What Is the Macaulay Duration?
Let me explain the Macaulay duration directly: it's a formula that shows you, as an investor, the time it will take for a bond to reach profitability by measuring the weighted average term to maturity of its cash flows.
You determine the weight of each cash flow by dividing its present value by the bond's price. I find it particularly useful if you're a portfolio manager employing an immunization strategy, where you build a portfolio that's protected from negative shifts in interest rates.
Key Takeaways
Understand this: the Macaulay duration is the weighted average number of years you need to hold a bond until the present value of its cash flows matches what you paid for it. Factors like the bond’s price, maturity, coupon, and yield to maturity all play into the calculation. You can use this formula to gauge how sensitive the bond is to interest rate changes.
Understanding the Macaulay Duration
Think of the Macaulay duration as the economic balance point for a bond's cash flows. It's the weighted average number of years you, the investor, must maintain the bond until the present value of those cash flows equals the amount you paid. This metric comes from Canadian economist Frederick Macaulay, who developed it.
Calculating the Macaulay Duration
You calculate Macaulay duration using this formula: Macaulay Duration = [∑(t=1 to n) (t × C / (1 + y)^t) + (n × M / (1 + y)^n)] / Current Bond Price, where t is the respective time period, C is the periodic coupon payment, y is the periodic yield, n is the total number of periods, and M is the maturity value.
This setup gives you a clear way to compute it step by step.
Factors Affecting Duration
Several elements influence the duration calculation, including the bond’s price, maturity, coupon, and yield to maturity. If everything else stays the same, duration increases with longer time to maturity. As the coupon rises, duration decreases. Higher interest rates also reduce duration, making the bond less sensitive to further rate hikes. Features like a sinking fund, scheduled prepayments before maturity, and call provisions will lower the bond’s duration as well.
Calculation Example
Let's walk through a straightforward example. Suppose you have a $1,000 face-value bond with a 6% coupon that matures in three years. Interest rates are 6% per annum with semiannual compounding. The bond pays coupons twice a year and the principal at the end. Expected cash flows over the next three years are: Period 1: $30, Period 2: $30, Period 3: $30, Period 4: $30, Period 5: $30, Period 6: $1,030.
You need discount factors for each period, calculated as 1 / (1 + r)^n, where r is 3% (6% divided by 2 for semiannual). So, Period 1: 0.9709, Period 2: 0.9426, Period 3: 0.9151, Period 4: 0.8885, Period 5: 0.8626, Period 6: 0.8375.

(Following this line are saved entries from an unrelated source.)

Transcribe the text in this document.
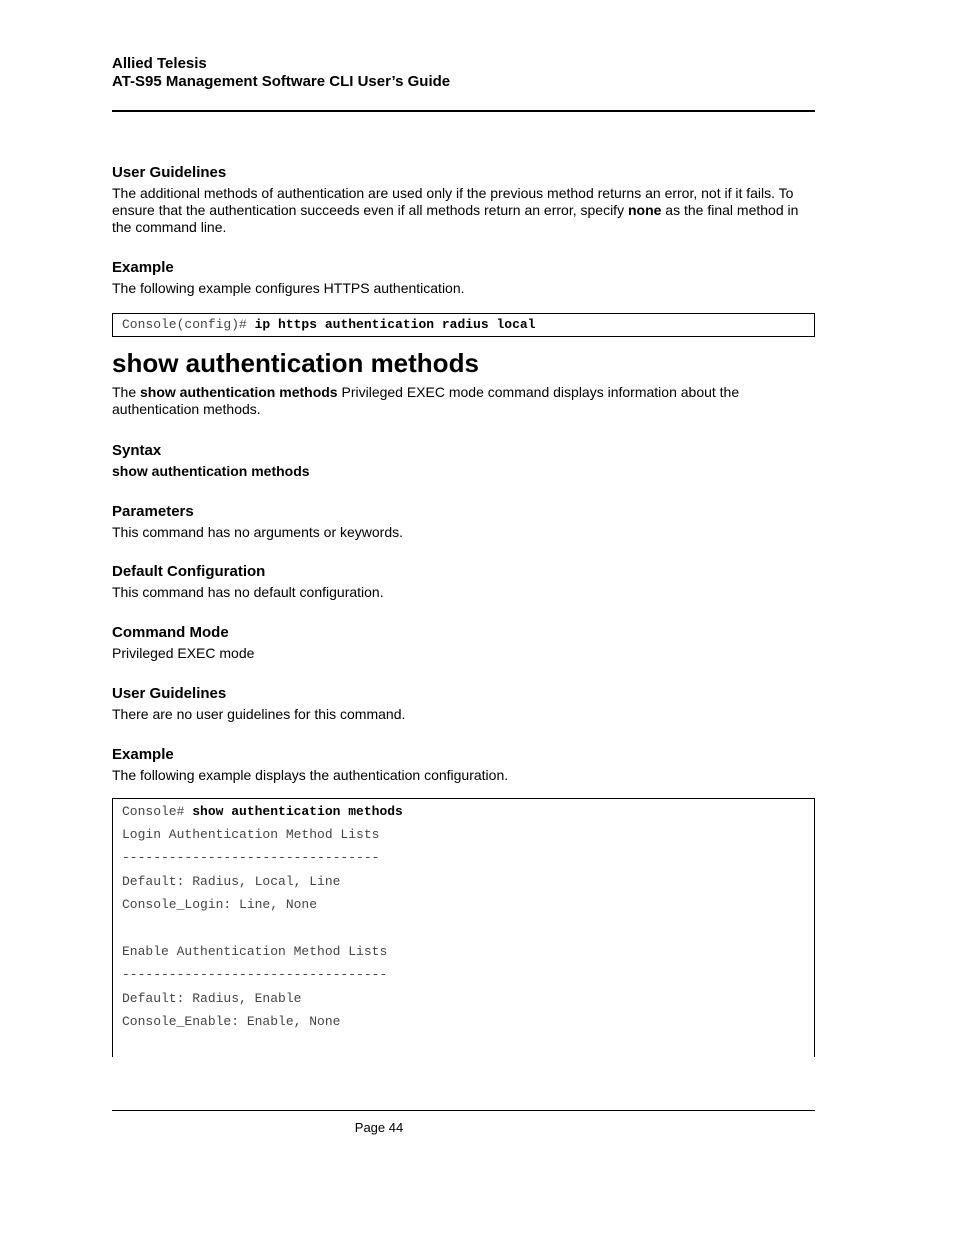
Allied Telesis
AT-S95 Management Software CLI User’s Guide
User Guidelines

The additional methods of authentication are used only if the previous method returns an error, not if it fails. To ensure that the authentication succeeds even if all methods return an error, specify none as the final method in the command line.

Example

The following example configures HTTPS authentication.

Console(config)# ip https authentication radius local
show authentication methods

The show authentication methods Privileged EXEC mode command displays information about the authentication methods.

Syntax

show authentication methods

Parameters

This command has no arguments or keywords.

Default Configuration

This command has no default configuration.

Command Mode

Privileged EXEC mode

User Guidelines

There are no user guidelines for this command.

Example

The following example displays the authentication configuration.

Console# show authentication methods
Login Authentication Method Lists
---------------------------------
Default: Radius, Local, Line
Console_Login: Line, None
Enable Authentication Method Lists
----------------------------------
Default: Radius, Enable
Console_Enable: Enable, None
Page 44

Now, multiply each period’s cash flow by the period number and its discount factor to get present values: Period 1: 1 × $30 × 0.9709 = $29.13, Period 2: 2 × $30 × 0.9426 = $56.56, Period 3: 3 × $30 × 0.9151 = $82.36, Period 4: 4 × $30 × 0.8885 = $106.62, Period 5: 5 × $30 × 0.8626 = $129.39, Period 6: 6 × $1,030 × 0.8375 = $5,175.65. Sum these to $5,579.71, which is the numerator.
The current bond price, or denominator, is the sum of the present values of the cash flows, equaling $1,000 since the bond trades at par (coupon rate matches interest rate).
Finally, Macaulay duration is $5,579.71 / $1,000 = 5.58. For a coupon-paying bond, duration is always less than time to maturity—in this case, 5.58 half-years (or 2.79 years) is less than three years.